As to why carnivorous plants should be included in an exhibition on reptiles and amphibians, well, I have a secret. If you’re unfamiliar with the Borneo pitcher plant Nepenthes ampullaria, this should be your chance to see the one known carnivorous plant that acts as a frog tadpole nursery. And if that doesn’t intrigue you, I’ve got nuthin’.
I live in a city that’s relatively bereft of tourist sensations. That’s not to say that Dallas doesn’t have a lot of reasons to visit. It’s just that most of us learned a long time ago that you have to keep the fun stuff on the QT, or else it’ll be overrun by SMU brats and subsequently ruined. Music, art, fun things to do outside…when the horsefaces and hipsters show up, it’s all over. This is why Dallas’s official attractions consist of proving that George Romero was directing documentaries and explaining why our official slogan is “Aside from that, Mrs. Kennedy, what do you think of Dallas?” These keep the Cokespoon Contingent busy, mostly so they don’t notice that the rest of us are going to Fort Worth.

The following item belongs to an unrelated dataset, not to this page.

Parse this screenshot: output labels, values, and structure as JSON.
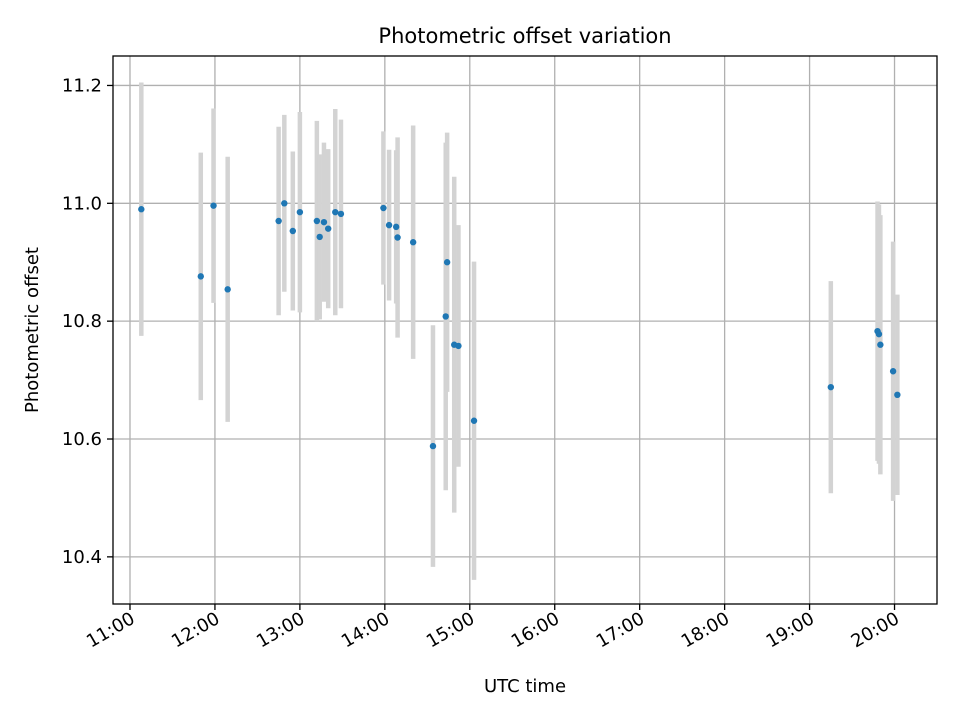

Because of this, we don’t tend to express surprise when locals and tourists haven’t heard of a particular offbeat attraction. Or at least we try not to do so. For instance, when the Czarina calls me at work to tell me about some new and intriguing event, I don’t scream “Oh. My. GOD. You didn’t know about this?” Instead, I simply point out that I tried to tell her about it three weeks earlier, but that my voice apparently had more of an annoying mosquito buzz than usual. That’s perfectly reasonable, and I don’t blame her in the slightest. (Saying anything else usually leads to tears, concussions, and the Czarina rubbing her elbows and grumbling “Your head gets harder every single day, you know that?”) We only save derision and incredulity for real cluelessness, such as those who assume that Jack Ruby’s Carousel Club is still going.
This is why I wince when I share with local friends the discovery of something well outside, such as the Garden Museum in London. Out here, the snort of “I can’t BELIEVE you didn’t hear about this” is the province of the horseface. Besides, do you have any idea how many of us dedicated Texas gardeners would set fire to a bus full of paraplegic nuns for the opportunity to see a museum dedicated solely to 400 years of gardening history, much less enter it?
Yes, we now have yet another reason to visit Mother England. The only other option is to start up our own gardening museum on this side of the Pond. I’ll definitely get involved…the moment I discover, perfect, patent, and license the 78-hour day.